Finalmente como todas las cosas, buenas o malas, el campeonato mundial de futbol Brasil 2014, llegó a su fin y su campeón es el equipo representativo de Alemania, que derrotó al conjunto representativo de Argentina, la albiceleste, la de Lionel Messi.

Este campeonato y su forma como finalizó echó por tierra algunos comportamientos y máximas, como las siguientes: 1°.-Alemania mostró que se puede ganar un campeonato en tierra continental ajena: jamás antes un equipo europeo había ganado en tierras americanas. Ahora lo hace en Brasil. En el próximo certamen, que se disputaré en Rusia 2018, se verá y sabrá si se ratifica este nuevo hecho o cambia y allá puede ganar un equipo representativo de América, o de África. 2°.-No fue válido en este campeonato que cuenten más las individualidades que el trabajo de conjunto: Hubo varios equipos que mostraron cohesión de sus individualidades y la prevalencia del conjunto sobre las estrellas. En este caso se puede hablar de las estrellas fallidas: Messi y todos, y cada uno, de los integrantes de Brasil, y algunos equipos representativos de África; en todos estos prevaleció el destello de las estrellas, que se quedaron en espera de la genialidad que pocas veces llegó y el resultado fue el lógico, congruente y merecido. Para comprobar lo anterior, en la ceremonia de premiación, el considerado el mejor jugador del campeonato, estuvo indiferente, ausente y sin ganas de estar ahí; ciertamente resultaron derrotados y quedaron en segundo lugar, pero debió mostrar otra cara. Nada se gana únicamente con el nombre. (Podría aceptarse que este premio fue por motivos extradeportivos).

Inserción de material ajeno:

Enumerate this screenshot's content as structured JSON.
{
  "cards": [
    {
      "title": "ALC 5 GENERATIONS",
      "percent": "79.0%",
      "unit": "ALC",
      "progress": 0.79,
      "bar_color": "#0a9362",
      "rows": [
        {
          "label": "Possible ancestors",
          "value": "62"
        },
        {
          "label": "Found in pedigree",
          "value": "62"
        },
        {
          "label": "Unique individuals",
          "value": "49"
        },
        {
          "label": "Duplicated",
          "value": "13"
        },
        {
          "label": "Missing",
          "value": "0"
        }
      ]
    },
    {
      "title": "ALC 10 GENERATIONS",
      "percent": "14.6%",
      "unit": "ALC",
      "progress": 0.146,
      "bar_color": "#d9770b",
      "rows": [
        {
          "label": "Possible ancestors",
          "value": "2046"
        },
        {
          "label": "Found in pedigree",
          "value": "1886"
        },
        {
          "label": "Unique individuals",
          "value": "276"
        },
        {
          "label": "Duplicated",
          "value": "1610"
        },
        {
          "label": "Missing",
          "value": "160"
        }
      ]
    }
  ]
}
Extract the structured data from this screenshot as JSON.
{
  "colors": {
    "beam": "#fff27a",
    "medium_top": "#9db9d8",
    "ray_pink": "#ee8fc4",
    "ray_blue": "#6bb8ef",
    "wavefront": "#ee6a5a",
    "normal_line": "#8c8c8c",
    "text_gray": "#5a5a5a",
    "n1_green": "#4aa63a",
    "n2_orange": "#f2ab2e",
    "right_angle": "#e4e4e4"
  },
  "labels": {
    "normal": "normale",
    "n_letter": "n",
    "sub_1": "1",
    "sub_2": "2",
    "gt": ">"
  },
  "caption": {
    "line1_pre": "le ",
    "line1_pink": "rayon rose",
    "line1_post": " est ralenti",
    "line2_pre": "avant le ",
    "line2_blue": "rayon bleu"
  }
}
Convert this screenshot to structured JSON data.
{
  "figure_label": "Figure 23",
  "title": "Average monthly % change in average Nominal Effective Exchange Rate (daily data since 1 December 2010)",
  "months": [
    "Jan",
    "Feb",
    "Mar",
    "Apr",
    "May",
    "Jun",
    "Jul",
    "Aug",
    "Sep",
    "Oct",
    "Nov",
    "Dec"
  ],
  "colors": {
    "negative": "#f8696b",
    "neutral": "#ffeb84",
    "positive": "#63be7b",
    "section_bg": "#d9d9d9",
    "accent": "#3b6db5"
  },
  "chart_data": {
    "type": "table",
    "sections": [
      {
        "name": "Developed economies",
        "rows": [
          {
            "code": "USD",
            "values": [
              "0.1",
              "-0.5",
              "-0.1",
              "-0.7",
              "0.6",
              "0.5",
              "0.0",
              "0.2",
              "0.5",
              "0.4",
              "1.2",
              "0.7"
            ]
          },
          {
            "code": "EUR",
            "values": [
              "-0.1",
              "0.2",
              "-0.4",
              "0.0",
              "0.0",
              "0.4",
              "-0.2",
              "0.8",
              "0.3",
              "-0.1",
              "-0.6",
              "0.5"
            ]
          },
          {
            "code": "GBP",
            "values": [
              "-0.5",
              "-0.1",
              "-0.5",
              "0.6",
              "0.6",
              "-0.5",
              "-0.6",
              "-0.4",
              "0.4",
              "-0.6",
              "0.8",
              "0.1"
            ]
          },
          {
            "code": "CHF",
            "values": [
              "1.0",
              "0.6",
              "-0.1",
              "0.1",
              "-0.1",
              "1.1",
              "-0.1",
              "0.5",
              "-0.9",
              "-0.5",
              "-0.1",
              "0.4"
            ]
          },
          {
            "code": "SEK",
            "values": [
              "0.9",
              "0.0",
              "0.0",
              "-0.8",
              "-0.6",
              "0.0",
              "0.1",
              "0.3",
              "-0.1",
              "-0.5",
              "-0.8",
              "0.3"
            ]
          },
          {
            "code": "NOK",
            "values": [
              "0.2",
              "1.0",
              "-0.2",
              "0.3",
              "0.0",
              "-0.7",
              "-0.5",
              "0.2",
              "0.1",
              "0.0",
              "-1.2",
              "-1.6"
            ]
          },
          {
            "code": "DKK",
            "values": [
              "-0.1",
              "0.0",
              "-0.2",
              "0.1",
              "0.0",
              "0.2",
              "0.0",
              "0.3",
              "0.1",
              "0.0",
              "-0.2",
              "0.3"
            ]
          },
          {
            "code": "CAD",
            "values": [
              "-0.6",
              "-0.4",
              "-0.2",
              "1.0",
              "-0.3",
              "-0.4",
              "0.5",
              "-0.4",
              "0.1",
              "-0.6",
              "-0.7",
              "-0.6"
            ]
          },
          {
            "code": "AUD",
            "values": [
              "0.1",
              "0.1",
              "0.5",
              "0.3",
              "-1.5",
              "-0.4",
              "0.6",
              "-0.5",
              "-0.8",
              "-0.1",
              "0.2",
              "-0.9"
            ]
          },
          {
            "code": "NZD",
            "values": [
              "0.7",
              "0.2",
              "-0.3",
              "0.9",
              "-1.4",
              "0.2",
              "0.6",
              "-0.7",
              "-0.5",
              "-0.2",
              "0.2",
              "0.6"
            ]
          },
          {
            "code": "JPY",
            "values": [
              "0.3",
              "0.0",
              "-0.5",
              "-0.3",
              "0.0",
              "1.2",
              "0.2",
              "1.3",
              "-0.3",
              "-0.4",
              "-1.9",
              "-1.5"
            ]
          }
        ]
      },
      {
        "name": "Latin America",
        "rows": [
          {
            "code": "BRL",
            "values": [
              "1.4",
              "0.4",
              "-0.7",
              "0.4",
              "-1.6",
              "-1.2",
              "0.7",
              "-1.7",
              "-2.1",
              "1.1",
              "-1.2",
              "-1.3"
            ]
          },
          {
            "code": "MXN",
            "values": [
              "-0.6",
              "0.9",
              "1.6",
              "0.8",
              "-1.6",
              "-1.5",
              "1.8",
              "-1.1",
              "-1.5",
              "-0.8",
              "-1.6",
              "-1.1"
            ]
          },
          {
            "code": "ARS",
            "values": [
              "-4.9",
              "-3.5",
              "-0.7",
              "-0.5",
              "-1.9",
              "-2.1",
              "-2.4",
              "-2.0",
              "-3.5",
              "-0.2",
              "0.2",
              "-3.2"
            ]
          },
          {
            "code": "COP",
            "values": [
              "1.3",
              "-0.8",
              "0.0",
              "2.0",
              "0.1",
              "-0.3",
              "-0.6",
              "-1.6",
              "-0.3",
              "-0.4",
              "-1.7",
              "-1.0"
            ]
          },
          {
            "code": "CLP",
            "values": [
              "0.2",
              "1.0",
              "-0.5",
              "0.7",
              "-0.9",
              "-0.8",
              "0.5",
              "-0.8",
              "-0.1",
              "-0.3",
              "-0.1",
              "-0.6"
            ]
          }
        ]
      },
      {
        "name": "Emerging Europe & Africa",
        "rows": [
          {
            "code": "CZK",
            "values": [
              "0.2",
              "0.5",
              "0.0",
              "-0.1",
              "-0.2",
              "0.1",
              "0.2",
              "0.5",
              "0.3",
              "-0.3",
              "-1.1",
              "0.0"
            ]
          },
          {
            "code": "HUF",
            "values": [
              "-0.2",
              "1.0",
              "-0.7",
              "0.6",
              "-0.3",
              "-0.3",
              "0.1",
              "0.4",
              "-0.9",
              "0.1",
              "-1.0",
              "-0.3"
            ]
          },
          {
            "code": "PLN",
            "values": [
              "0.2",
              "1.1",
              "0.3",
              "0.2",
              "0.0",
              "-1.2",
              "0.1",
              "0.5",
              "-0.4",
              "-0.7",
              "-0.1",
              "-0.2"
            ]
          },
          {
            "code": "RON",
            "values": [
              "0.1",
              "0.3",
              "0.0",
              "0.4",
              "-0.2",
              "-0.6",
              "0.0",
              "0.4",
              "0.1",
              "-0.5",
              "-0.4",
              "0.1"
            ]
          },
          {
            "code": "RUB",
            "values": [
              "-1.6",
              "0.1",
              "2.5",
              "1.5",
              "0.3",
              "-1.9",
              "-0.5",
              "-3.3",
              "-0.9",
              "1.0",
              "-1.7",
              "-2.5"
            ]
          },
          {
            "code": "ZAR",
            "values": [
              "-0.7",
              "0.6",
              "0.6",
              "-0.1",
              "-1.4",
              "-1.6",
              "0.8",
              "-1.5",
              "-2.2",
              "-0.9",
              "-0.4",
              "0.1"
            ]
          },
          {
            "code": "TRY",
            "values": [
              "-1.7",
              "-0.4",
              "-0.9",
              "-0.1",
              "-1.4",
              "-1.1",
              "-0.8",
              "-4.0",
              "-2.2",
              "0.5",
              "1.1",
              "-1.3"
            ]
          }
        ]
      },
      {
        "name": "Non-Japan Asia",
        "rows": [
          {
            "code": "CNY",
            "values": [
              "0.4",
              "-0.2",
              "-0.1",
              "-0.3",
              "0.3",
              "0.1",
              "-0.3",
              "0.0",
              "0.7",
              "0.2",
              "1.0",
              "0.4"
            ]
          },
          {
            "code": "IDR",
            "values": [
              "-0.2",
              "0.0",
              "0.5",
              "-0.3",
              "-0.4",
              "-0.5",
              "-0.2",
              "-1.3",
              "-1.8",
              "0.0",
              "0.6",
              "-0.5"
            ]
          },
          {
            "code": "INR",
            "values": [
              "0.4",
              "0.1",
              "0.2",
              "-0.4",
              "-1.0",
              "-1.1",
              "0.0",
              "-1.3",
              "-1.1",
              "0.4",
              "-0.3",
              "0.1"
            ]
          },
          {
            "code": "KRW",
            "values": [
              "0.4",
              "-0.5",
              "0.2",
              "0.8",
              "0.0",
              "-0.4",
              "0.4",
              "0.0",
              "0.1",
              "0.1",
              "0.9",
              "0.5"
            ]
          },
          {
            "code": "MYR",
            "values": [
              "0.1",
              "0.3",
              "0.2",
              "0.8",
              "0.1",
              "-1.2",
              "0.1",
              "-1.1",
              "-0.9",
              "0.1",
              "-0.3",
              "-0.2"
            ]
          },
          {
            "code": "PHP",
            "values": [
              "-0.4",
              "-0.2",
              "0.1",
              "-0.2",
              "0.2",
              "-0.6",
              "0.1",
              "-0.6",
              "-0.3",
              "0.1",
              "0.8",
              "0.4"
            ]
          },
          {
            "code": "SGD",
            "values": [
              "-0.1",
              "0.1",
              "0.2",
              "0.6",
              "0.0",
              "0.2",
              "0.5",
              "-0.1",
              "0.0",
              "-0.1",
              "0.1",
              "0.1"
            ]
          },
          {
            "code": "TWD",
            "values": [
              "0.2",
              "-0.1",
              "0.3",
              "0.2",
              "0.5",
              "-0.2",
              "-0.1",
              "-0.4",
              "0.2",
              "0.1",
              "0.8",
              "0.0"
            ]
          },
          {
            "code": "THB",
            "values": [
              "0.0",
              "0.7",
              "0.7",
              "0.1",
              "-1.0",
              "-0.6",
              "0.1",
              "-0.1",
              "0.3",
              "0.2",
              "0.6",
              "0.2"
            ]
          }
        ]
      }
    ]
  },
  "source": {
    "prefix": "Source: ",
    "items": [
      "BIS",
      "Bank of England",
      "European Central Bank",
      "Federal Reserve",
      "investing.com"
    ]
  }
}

También ratificó algunas máximas: A:- No hay nada como la victoria y Alemania, en todos sus encuentros de esta competencia salió a ganar y, a dar espectáculo, y el premio es justo, si se puede hablar de justicia en este campeonato. B.- Ganó el certamen el equipo que jugó mejor a lo largo de del campeonato, el que metió más goles y el que mostró mayor conjunto, limpieza, y el que mejor “estrellitis” tuvo. C.- Presencia de hechos sin precedentes, atípicos: la derrota de Brasil, por Alemania, por ¡7 goles a 1!

Globalmente, para la FIFA, fue un éxito deportivo, pero no tanto para Brasil. Regionalmente fue un fiasco, un fracaso: recibió más goles que en cualquier campeonato pasado y metió menos cantidad de goles que en cualquier otro. Deportivamente y futbolísticamente hablando el representativo de Brasil no traía nada de “juego bonito”, ni entrenador, puros nombres.

Económicamente fue un exitazo: Antes de que iniciará el campeonato ya se sabía cuánto dinero se ganaría y lo que recibiría cada Federación participante: La FIFA cada 4 años hace más negocio vendiendo la señal y el “logo”.

Socialmente, Brasil exhibió su miseria y su inseguridad y el rechazo que su presidente tiene en el tejido social… Ya que están conociéndose los casos de sobornos entre el comité de la FIFA, ¿por qué no buscar indicios sobre juegos amañados?

Este certamen cambió todo el panorama del futbol mundial y a partir de mañana será otra la cara que muestre.